Not only does Stasevska help gather funds and supplies, but she actually helps hand deliver that aid. Stasevska said last that October, she drove a truck full of supplies into Ukraine, extending her stay to conduct a local orchestra.

That program came together on the fly, which Stasevska said brought the community of Lviv a temporary escape from months of pain and suffering.

“We did this incredible concert with only Ukrainian music,” she said, “And it was one of the most touching things for me I've ever experienced. The music has been for me a great escape and kind of like a grounding force.”

Stasevska said many of the musicians who would have normally joined them on stage instead found themselves staged in defense of their country on the frontlines of war.

“We tried to take a lot of happy photos and videos and send them good, happy messages because this is also what the people on the frontlines need to see – that life goes on and that we keep our kind of houses strong.”

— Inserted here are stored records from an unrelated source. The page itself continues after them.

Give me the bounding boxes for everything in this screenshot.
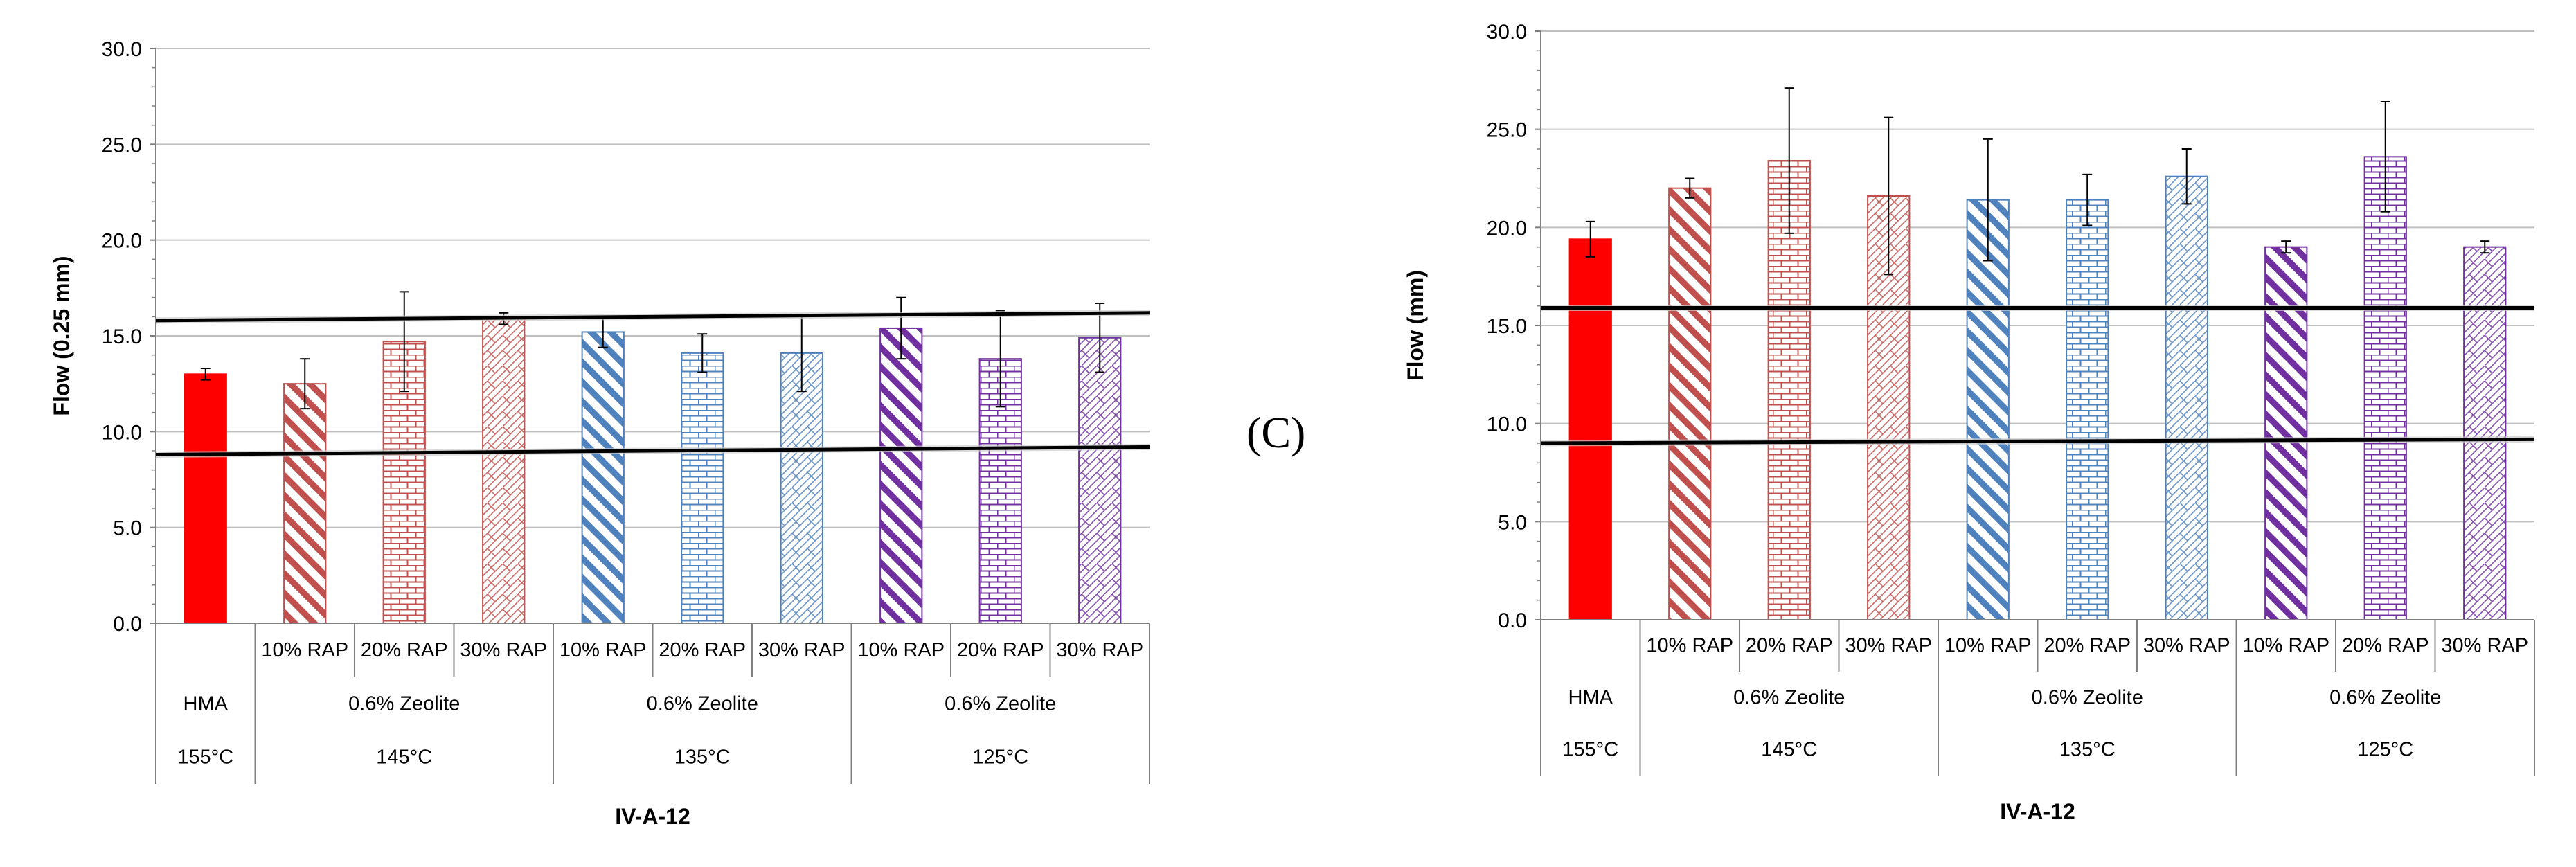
x-group-temp: 145°C [376, 747, 432, 769]
x-category-label: 30% RAP [758, 639, 846, 661]
x-group-temp: 145°C [1761, 739, 1817, 761]
bar [1568, 238, 1612, 621]
y-tick-label: 30.0 [102, 38, 142, 61]
x-category-label: 30% RAP [2143, 635, 2230, 657]
x-axis-label: IV-A-12 [615, 804, 690, 829]
bar [2363, 156, 2407, 621]
x-category-label: 10% RAP [1944, 635, 2032, 657]
x-category-label: 30% RAP [2441, 635, 2528, 657]
flow-chart-left: 0.0 5.0 10.0 15.0 20.0 25.0 30.0 Flow (0.25 mm)… [49, 38, 1150, 829]
x-category-label: 30% RAP [460, 639, 547, 661]
bar [780, 352, 823, 624]
bar [482, 318, 526, 624]
y-tick-label: 15.0 [1487, 315, 1527, 338]
y-tick-label: 0.0 [1498, 609, 1527, 632]
bar [2463, 246, 2507, 620]
bar [1668, 187, 1712, 620]
x-category-label: 20% RAP [361, 639, 448, 661]
bar [681, 352, 724, 624]
x-category-label: 20% RAP [957, 639, 1044, 661]
y-tick-label: 10.0 [102, 421, 142, 444]
x-category-label: 10% RAP [560, 639, 647, 661]
x-category-label: 10% RAP [261, 639, 348, 661]
bar [1966, 199, 2010, 620]
y-tick-label: 0.0 [113, 613, 142, 636]
y-tick-label: 5.0 [1498, 511, 1527, 534]
bar [2165, 175, 2208, 620]
x-group-label: 0.6% Zeolite [348, 692, 460, 715]
x-group-label: 0.6% Zeolite [1733, 687, 1845, 709]
limit-line [155, 311, 1150, 323]
y-tick-label: 20.0 [102, 230, 142, 253]
limit-line [155, 445, 1150, 457]
bar [1078, 337, 1122, 624]
x-category-label: 10% RAP [2242, 635, 2329, 657]
x-category-temp: 155°C [1562, 739, 1618, 761]
flow-chart-right: 0.0 5.0 10.0 15.0 20.0 25.0 30.0 Flow (mm) HMA 15… [1403, 21, 2535, 824]
x-category-label: 20% RAP [659, 639, 746, 661]
bar [879, 327, 923, 624]
x-group-temp: 135°C [674, 747, 731, 769]
y-tick-label: 10.0 [1487, 413, 1527, 436]
x-category-label: HMA [184, 692, 229, 715]
y-tick-label: 5.0 [113, 517, 142, 540]
x-category-label: 30% RAP [1056, 639, 1143, 661]
y-tick-label: 30.0 [1487, 21, 1527, 44]
bar [2066, 199, 2109, 620]
y-tick-label: 25.0 [1487, 119, 1527, 142]
x-category-label: 20% RAP [2342, 635, 2429, 657]
x-category-label: 10% RAP [1646, 635, 1733, 657]
x-category-temp: 155°C [177, 747, 233, 769]
bar [2264, 246, 2308, 620]
x-category-label: 20% RAP [1746, 635, 1833, 657]
y-axis-label: Flow (0.25 mm) [49, 256, 74, 415]
x-category-label: 20% RAP [2043, 635, 2131, 657]
x-group-temp: 125°C [2357, 739, 2413, 761]
x-group-label: 0.6% Zeolite [2032, 687, 2143, 709]
x-axis-label: IV-A-12 [2000, 799, 2075, 824]
panel-label: (C) [1246, 408, 1306, 457]
y-tick-label: 25.0 [102, 134, 142, 157]
bar [184, 373, 227, 624]
y-axis-label: Flow (mm) [1403, 270, 1428, 381]
x-group-temp: 125°C [972, 747, 1028, 769]
y-tick-label: 15.0 [102, 325, 142, 348]
x-group-label: 0.6% Zeolite [647, 692, 758, 715]
x-category-label: 30% RAP [1845, 635, 1932, 657]
x-category-label: HMA [1568, 687, 1613, 709]
limit-line [1540, 437, 2535, 445]
bar [581, 331, 625, 624]
x-group-temp: 135°C [2059, 739, 2116, 761]
y-tick-label: 20.0 [1487, 217, 1527, 240]
bar [283, 383, 327, 625]
x-group-label: 0.6% Zeolite [2329, 687, 2441, 709]
x-group-label: 0.6% Zeolite [945, 692, 1056, 715]
x-category-label: 10% RAP [857, 639, 945, 661]
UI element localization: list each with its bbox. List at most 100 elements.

She said as she left Ukraine the next day to return to Finland, Russia attacked Lviv, damaging even more critical infrastructure. But even after experiencing the consequences of war firsthand, Stasevska still refused to abandon her mission.

“It's also important that we don't get tired because when we get to rest, the war machine keeps eating there – and this we cannot let [happen]. We have to do everything we can to stop this war; we can't leave our friends behind,” she said.

Unfortunately, Stasevska said, it’s everyday people like you and me who continue to bear the brunt of Putin’s war, which is why she’s pleading with all of us to join in the effort.

“I think this is a duty of every person because they are people like us; they have done nothing wrong,” she said. “It is really important that we are all in this together because it's an investment in peace; it's an investment in democracy – and we all benefit that Ukrainians win.”

You can watch Stasevska make her debut with the Minnesota Orchestra Friday in downtown Minneapolis’ Orchestra Hall beginning at 8 p.m., or catch her final performance Saturday evening, also beginning at 8 p.m.